Até a cantora Sandy, no auge do sucesso ao lado do irmão Junior, fez questão de dar uma espiada no point de encontro. “Ela não foi gravar, mas ficou do outro lado da rua, assistindo a gravação. E eu brinquei muito com ela”, recorda a atriz.
Couto relembra que muitas celebridades a pediam para participar da trama. “Teve gente brigando comigo, porque queria ir e achava que eu tinha poder de convidar.” A atriz afirma que um dos momentos mais emocionantes foi quando recebeu na novela Osvaldo Sargentelli (1924-2002), que tinha pedido para visitar o bar da Dona Jura –Couto foi uma das “mulatas do Sargentelli”, grupo de dançarinas que se apresentava em espetáculos de samba em casas noturnas do país e do exterior, realizados entre as décadas de 1960 e 1980.
Durante a gravação, o sambista passou mal e sofreu um infarto. Levado a um hospital, Sargentelli morreu no dia seguinte. “Ele passou mal de mãos dada comigo”, relembra ela.
“Tive momentos de absurda emoção durante ‘O Clone’. A maioria muito feliz, muito alegre, e tive esse momento com o Sargentelli.”
REAÇÃO DE GLORIA PEREZ
Depois de perceber que o bordão “não é brinquedo não!” poderia ser utilizado por Dona Jura em diversas ocasiões –seja “para elogiar, para brigar, para dizer que estava com medo”– Solange Couto afirma que, na primeira oportunidade que teve, falou da sua ideia para a autora Gloria Perez.
A reação da escritora, porém, foi enigmática. “Depois que eu falei, ela parou, olhou para a minha cara e saiu tomando café. Eu queria morrer, porque eu pensei: pronto, perdi o trabalho”, conta. Mas para a sua surpresa quando chegou o roteiro da novela, a primeira frase que a Dona Jura falava era exatamente o bordão.
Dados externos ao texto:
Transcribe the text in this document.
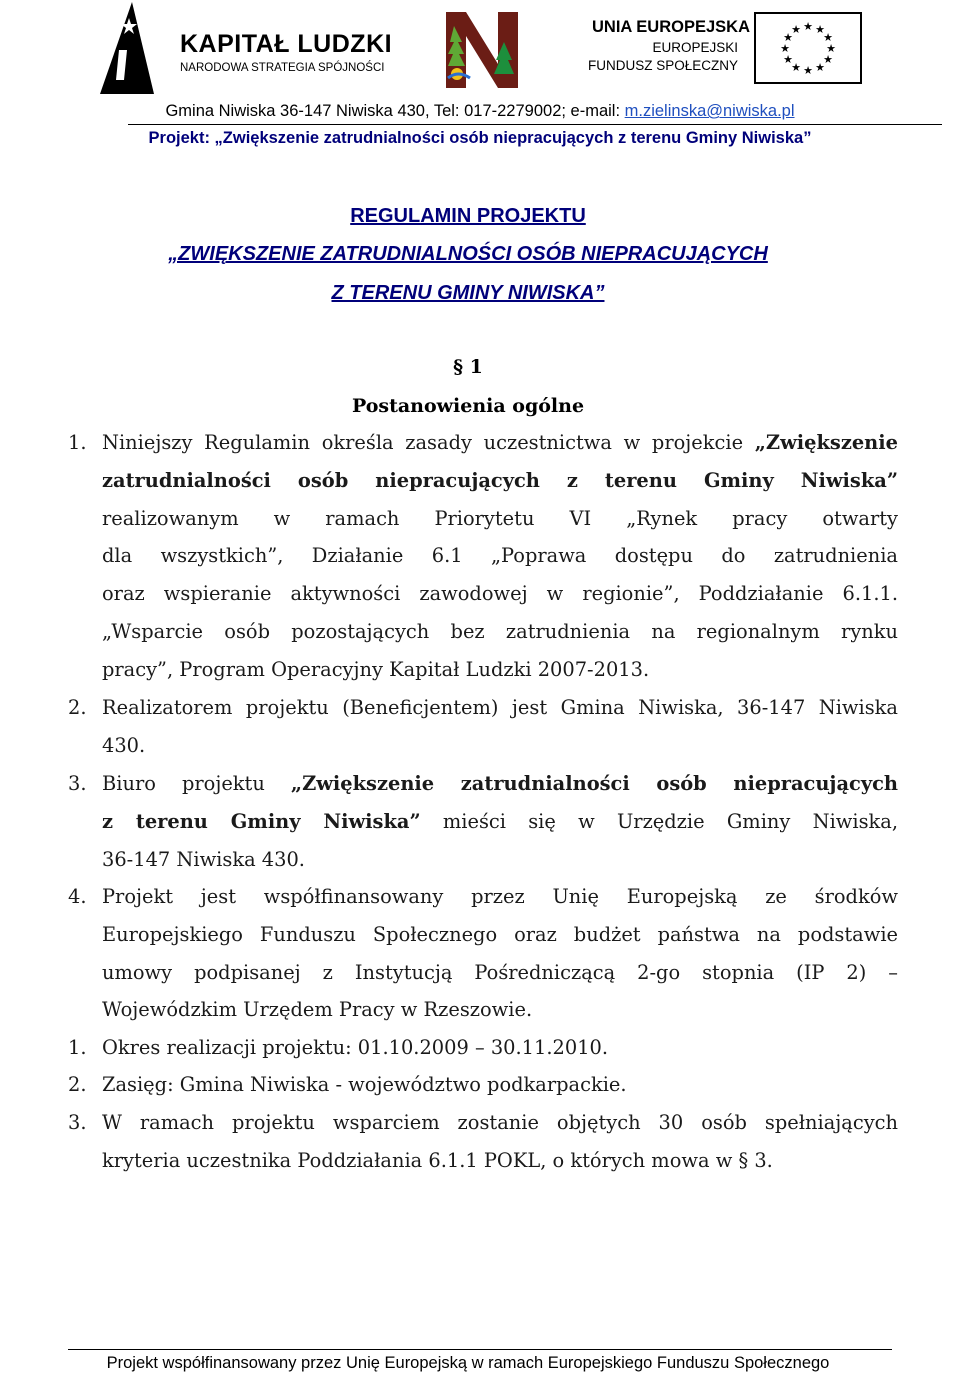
KAPITAŁ LUDZKI
NARODOWA STRATEGIA SPÓJNOŚCI
UNIA EUROPEJSKA
EUROPEJSKI
FUNDUSZ SPOŁECZNY
★ ★
★
★
★
★
★
★
★
★
★
★
Gmina Niwiska 36-147 Niwiska 430, Tel: 017-2279002; e-mail: m.zielinska@niwiska.pl
Projekt: „Zwiększenie zatrudnialności osób niepracujących z terenu Gminy Niwiska”
REGULAMIN PROJEKTU
„ZWIĘKSZENIE ZATRUDNIALNOŚCI OSÓB NIEPRACUJĄCYCH
Z TERENU GMINY NIWISKA”
§ 1
Postanowienia ogólne
1. Niniejszy Regulamin określa zasady uczestnictwa w projekcie „Zwiększenie
zatrudnialności osób niepracujących z terenu Gminy Niwiska”
realizowanym w ramach Priorytetu VI „Rynek pracy otwarty
dla wszystkich”, Działanie 6.1 „Poprawa dostępu do zatrudnienia
oraz wspieranie aktywności zawodowej w regionie”, Poddziałanie 6.1.1.
„Wsparcie osób pozostających bez zatrudnienia na regionalnym rynku
pracy”, Program Operacyjny Kapitał Ludzki 2007-2013.
2. Realizatorem projektu (Beneficjentem) jest Gmina Niwiska, 36-147 Niwiska
430.
3. Biuro projektu „Zwiększenie zatrudnialności osób niepracujących
z terenu Gminy Niwiska” mieści się w Urzędzie Gminy Niwiska,
36-147 Niwiska 430.
4. Projekt jest współfinansowany przez Unię Europejską ze środków
Europejskiego Funduszu Społecznego oraz budżet państwa na podstawie
umowy podpisanej z Instytucją Pośredniczącą 2-go stopnia (IP 2) –
Wojewódzkim Urzędem Pracy w Rzeszowie.
1. Okres realizacji projektu: 01.10.2009 – 30.11.2010.
2. Zasięg: Gmina Niwiska - województwo podkarpackie.
3. W ramach projektu wsparciem zostanie objętych 30 osób spełniających
kryteria uczestnika Poddziałania 6.1.1 POKL, o których mowa w § 3.
Projekt współfinansowany przez Unię Europejską w ramach Europejskiego Funduszu Społecznego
A autora tinha comprado a ideia.
“A Jura eu digo que não é personagem, ela é entidade. Ela falava o que queria, agia como queria, e a Gloria deixava”, diz a atriz, que conta ter se inspirado em mulheres reais que conheceu ao longo da vida.
Na visão dela é por gerar essa forte identificação com o público que a personagem fez tanto sucesso. “Tem uma Dona Jura a cada metro quadrado no Rio, em especial no subúrbio. É essa mulher que precisa tomar as rédeas da vida, precisa ser daquela forma ainda que depois vá para baixo do chuveiro chorar sem que ninguém veja. Quando sai, ela seca as lágrimas e tem que se fazer de forte de novo.”
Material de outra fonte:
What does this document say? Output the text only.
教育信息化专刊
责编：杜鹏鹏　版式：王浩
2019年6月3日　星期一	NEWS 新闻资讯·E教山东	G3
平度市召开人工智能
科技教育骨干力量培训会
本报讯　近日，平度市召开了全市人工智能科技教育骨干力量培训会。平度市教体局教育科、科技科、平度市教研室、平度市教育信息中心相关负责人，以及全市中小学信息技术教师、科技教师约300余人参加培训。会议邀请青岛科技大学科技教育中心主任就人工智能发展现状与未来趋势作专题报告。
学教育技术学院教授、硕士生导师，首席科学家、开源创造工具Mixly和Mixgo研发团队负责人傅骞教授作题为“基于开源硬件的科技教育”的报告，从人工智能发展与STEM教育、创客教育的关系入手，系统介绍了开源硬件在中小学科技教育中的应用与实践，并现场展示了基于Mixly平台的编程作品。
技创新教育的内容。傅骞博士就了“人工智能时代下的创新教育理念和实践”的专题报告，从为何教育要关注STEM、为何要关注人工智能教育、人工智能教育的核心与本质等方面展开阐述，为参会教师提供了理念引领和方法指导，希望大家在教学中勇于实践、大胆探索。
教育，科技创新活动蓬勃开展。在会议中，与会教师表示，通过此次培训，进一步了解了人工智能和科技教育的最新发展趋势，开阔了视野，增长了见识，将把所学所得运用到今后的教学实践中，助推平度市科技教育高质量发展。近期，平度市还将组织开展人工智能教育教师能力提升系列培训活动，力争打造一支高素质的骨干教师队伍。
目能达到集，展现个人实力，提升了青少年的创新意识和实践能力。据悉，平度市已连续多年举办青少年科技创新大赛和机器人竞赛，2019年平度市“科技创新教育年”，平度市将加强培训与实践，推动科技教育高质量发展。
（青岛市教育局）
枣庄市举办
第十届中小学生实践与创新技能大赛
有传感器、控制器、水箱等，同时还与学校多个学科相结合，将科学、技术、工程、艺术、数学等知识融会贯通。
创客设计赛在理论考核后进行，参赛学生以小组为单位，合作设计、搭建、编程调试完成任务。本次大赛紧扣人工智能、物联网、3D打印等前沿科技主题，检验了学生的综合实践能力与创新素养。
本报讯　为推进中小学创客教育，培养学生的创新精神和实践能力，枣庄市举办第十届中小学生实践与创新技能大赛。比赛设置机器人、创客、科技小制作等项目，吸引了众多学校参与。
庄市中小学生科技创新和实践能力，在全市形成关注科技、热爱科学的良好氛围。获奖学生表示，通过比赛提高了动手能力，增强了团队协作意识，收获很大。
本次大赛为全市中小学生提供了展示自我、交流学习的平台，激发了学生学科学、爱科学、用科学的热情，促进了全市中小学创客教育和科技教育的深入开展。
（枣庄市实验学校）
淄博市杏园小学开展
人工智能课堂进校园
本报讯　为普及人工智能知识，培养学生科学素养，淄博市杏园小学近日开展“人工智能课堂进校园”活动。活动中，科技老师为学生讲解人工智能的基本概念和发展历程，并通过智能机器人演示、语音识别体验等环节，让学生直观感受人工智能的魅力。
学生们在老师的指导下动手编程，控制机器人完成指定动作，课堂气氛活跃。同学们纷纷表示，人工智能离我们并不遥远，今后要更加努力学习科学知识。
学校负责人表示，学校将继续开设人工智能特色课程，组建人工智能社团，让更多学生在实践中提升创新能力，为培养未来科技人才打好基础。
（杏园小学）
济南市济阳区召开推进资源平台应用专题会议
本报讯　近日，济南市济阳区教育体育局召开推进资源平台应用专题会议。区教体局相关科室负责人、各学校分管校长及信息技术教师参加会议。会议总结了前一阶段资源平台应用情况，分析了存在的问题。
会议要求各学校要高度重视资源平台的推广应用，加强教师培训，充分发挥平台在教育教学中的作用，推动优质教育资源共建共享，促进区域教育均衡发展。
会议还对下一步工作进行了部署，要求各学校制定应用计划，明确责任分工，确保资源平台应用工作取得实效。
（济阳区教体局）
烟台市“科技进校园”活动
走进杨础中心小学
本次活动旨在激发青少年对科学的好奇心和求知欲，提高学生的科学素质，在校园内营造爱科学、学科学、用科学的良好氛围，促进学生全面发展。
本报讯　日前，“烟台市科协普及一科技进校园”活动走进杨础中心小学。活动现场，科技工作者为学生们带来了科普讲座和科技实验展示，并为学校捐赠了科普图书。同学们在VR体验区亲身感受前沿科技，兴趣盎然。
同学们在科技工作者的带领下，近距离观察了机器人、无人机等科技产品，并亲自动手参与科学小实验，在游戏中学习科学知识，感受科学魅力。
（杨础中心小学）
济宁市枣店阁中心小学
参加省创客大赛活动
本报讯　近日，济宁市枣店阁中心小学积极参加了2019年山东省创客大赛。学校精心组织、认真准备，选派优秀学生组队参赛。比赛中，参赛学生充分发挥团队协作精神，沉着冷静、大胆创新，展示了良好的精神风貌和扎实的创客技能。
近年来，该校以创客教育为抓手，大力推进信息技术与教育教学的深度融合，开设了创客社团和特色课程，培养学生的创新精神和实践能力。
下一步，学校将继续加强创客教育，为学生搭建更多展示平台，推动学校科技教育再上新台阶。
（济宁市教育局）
A atriz reforça que não tem muitos pontos em comum com a personagem, embora muitas pessoas façam essa confusão. “Eu não sou uma pessoa que vive gritando nem coloco o dedo em riste na cara dos outros. Eu tenho um papo reto? Tenho. Sou uma pessoa que sou bem sincera? Sou. Mas não tenho a capacidade de ser 50% do que a Dona Jura é”, diz.
Solange Couto tem até dúvidas se conseguiria voltar a interpretá-la. “Eu não sei se eu conseguiria ter de volta aquele tom dela, mas eu iria tentar. Se a Gloria me desse essa bola, claro que eu iria tentar”, conclui rindo.